Not saying this is your fault, or that you are solely responsible for the peace at home (not at all) but it's just helpful to put grievance aside sometimes.

4thfloor Sat 03-Aug-13 14:17:44

oh & he should apologise, that's not on to play the 'I don't understand why your upset' thing

littlecrick Sat 03-Aug-13 14:17:48

Yes I think he should Unique, but it's not his style and never has been. He's first response is to always be really touchy and high handed, like he should never really be questioned.

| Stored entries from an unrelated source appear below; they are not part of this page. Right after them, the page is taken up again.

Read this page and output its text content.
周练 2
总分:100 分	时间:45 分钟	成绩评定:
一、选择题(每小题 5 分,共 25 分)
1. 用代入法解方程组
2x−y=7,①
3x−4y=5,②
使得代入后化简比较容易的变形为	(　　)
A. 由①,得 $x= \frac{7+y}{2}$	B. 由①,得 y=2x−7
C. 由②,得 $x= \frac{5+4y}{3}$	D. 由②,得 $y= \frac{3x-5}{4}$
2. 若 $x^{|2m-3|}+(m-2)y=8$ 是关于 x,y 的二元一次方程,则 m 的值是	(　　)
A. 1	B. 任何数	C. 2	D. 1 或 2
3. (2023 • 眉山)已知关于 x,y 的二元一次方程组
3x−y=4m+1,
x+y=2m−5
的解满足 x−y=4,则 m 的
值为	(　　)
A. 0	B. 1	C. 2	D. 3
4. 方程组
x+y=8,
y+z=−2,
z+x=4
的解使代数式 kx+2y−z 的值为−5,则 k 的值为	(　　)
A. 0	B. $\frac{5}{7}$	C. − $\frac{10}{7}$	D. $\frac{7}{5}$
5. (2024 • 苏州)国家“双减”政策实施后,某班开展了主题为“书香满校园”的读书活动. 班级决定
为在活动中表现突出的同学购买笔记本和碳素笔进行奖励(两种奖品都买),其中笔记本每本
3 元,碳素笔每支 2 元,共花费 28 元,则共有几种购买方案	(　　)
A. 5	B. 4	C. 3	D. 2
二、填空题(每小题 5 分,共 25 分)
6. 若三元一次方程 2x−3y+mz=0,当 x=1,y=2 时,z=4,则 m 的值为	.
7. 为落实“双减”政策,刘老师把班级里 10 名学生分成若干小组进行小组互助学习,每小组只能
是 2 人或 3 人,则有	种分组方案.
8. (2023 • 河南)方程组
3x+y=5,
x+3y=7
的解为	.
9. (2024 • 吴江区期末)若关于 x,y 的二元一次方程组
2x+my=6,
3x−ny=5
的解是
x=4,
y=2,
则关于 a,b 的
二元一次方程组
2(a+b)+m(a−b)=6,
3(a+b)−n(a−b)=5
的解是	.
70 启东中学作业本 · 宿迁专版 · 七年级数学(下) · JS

It really wouldn't bother him if I'd done the same to him though. He'd just shrug it off. But I'm not the same.

it sounds like it.

littlecrick Sat 03-Aug-13 14:20:56

4thflorr, I often see friends on a Saturday and leave DH at home, and he's happy for me to do that. It's just that he specifically said last night that we'd do something together this afternoon, and to me 'This afternoon' means from midday onwards. Obviously in DH's mind it means from about 3pm onwards hmm

4thfloor - it's because he had said he wanted to spend the afternoon doing something with them.
If it had just been an afternoon at home doing nothing, then fair enough, but he specifically said that he was glad he was finishing early so they could do something inthe afternoon

littlecrick Sat 03-Aug-13 14:26:11

To be honest this has happened before and I really should have learned by now. I'm a punctual person, and like things organised, DH not so much. He doesn't really think about what 'midday' would mean, to him it could be anytime between 12-2 probably. And lunch time could be anytime between 11-3, really.

Even if he specifically said he'd be home for midday exactly at 12, he wouldn't think it any issue if he turned up at 2pm. He'd just shrug it off, and if I was lucky I'd get a small apology and be expected to immediately be fine about it.

hadababygirl Sat 03-Aug-13 14:28:16

I accept that but (this is a general point, OP, it isn't aimed at you) I barely see anyone other than DD at weekends due to this 'we will do something together', I don't know, maybe I'm the one BU! But it means a lot to me when I get to meet a friend on a weekend and I don't think that many people always realise that.